Then he offered to take me with him, and to carry me part of the way, as I was little and got tired too easily to keep up with him. But though he was kind, and I wanted very much to go with him, and not be left alone, I couldn't, because I remembered this was the day Aunty May was coming home; and now, what would she and the Turners think of me!
I was so sorry that I was pretty near crying, except that the Indian boy was looking at me with his bright eyes, and I remembered that Indians do not cry, and would think me a poor kind of a boy if I did.
So I just shook my head, and told him I must go back and meet Aunty May. He didn't like this, until I had promised him that I would only say he'd left me and had gone on to Carlisle, and I would not say where he'd left me, so that he'd get a fair start. But I didn't like to say even that for fear I'd have to tell what wasn't so, until he told me it was all right, because I didn't know where we were, and he wouldn't tell me.
He told me he liked me very much and was sorry I wouldn't go with him, and he divided the crackers and told me to sit still and not look until I had counted 100. I did, and when I'd finished there wasn't any Henry to be seen.

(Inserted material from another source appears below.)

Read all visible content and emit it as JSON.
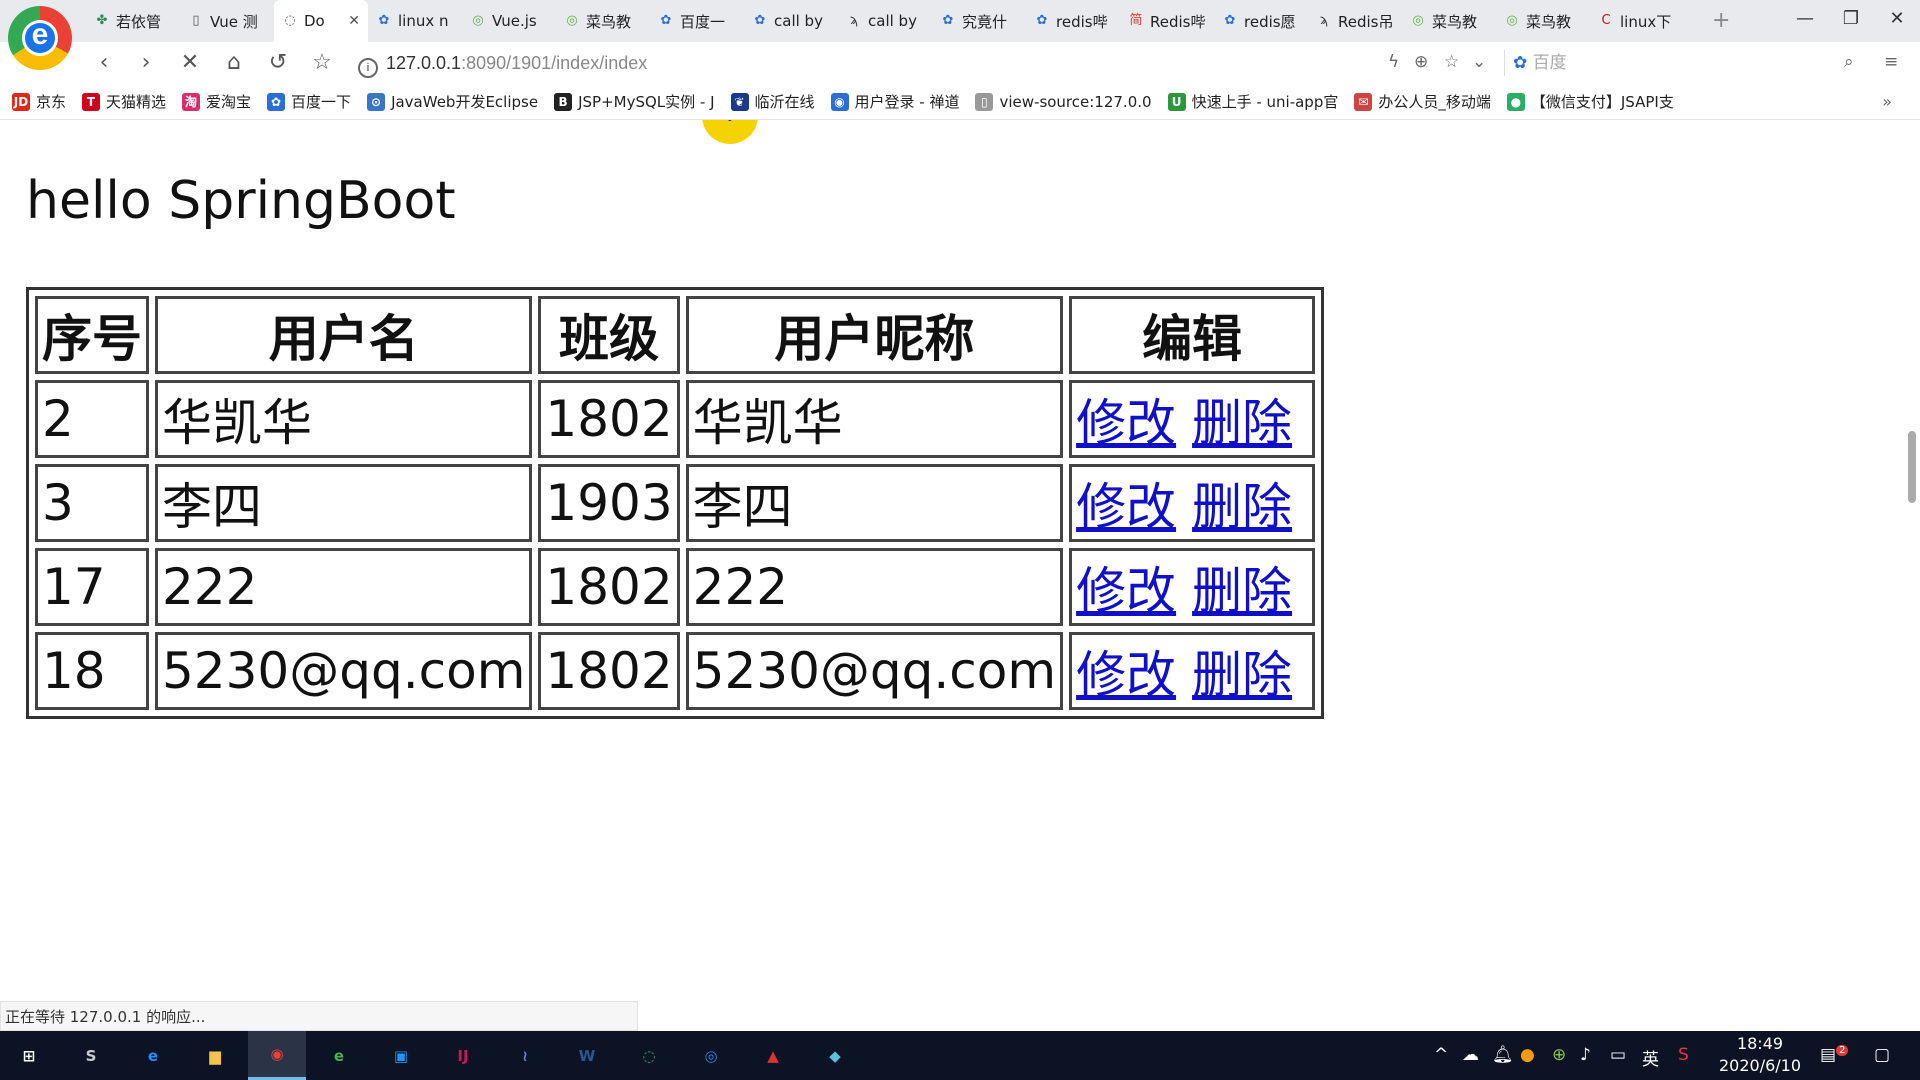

I ate a cracker, and started back down the road again, and now everybody was up and I met men on the roads and dogs barked at me, and oh, how long the road seemed!
I went on and on till I thought I should fall down, and I was so thirsty I didn't know what to do.
By and by, I came to a place where there was a toll-gate, and then I knew I was lost, for we hadn't passed any on the road coming up, and besides I hadn't any money.
So I stood still and tried to think, but I felt hot and tired and my head went round a little. Then I thought I'd go to the back door of the tollhouse, and then maybe some one would tell me how to go and they wouldn't have to feel so badly about telling me I couldn't get through without any money. So I went round to the back yard and there was nobody in it.
Then I went up to the kitchen door and knocked and nobody came, but I heard a little voice at the kitchen window say, "Hey, boy, what do you want?"
I looked and there was a little boy, just about seven or eight, sitting in a chair by the window, and I came up to it, and called to him—"I want to know the road to East Penniwell, and I want a drink of water."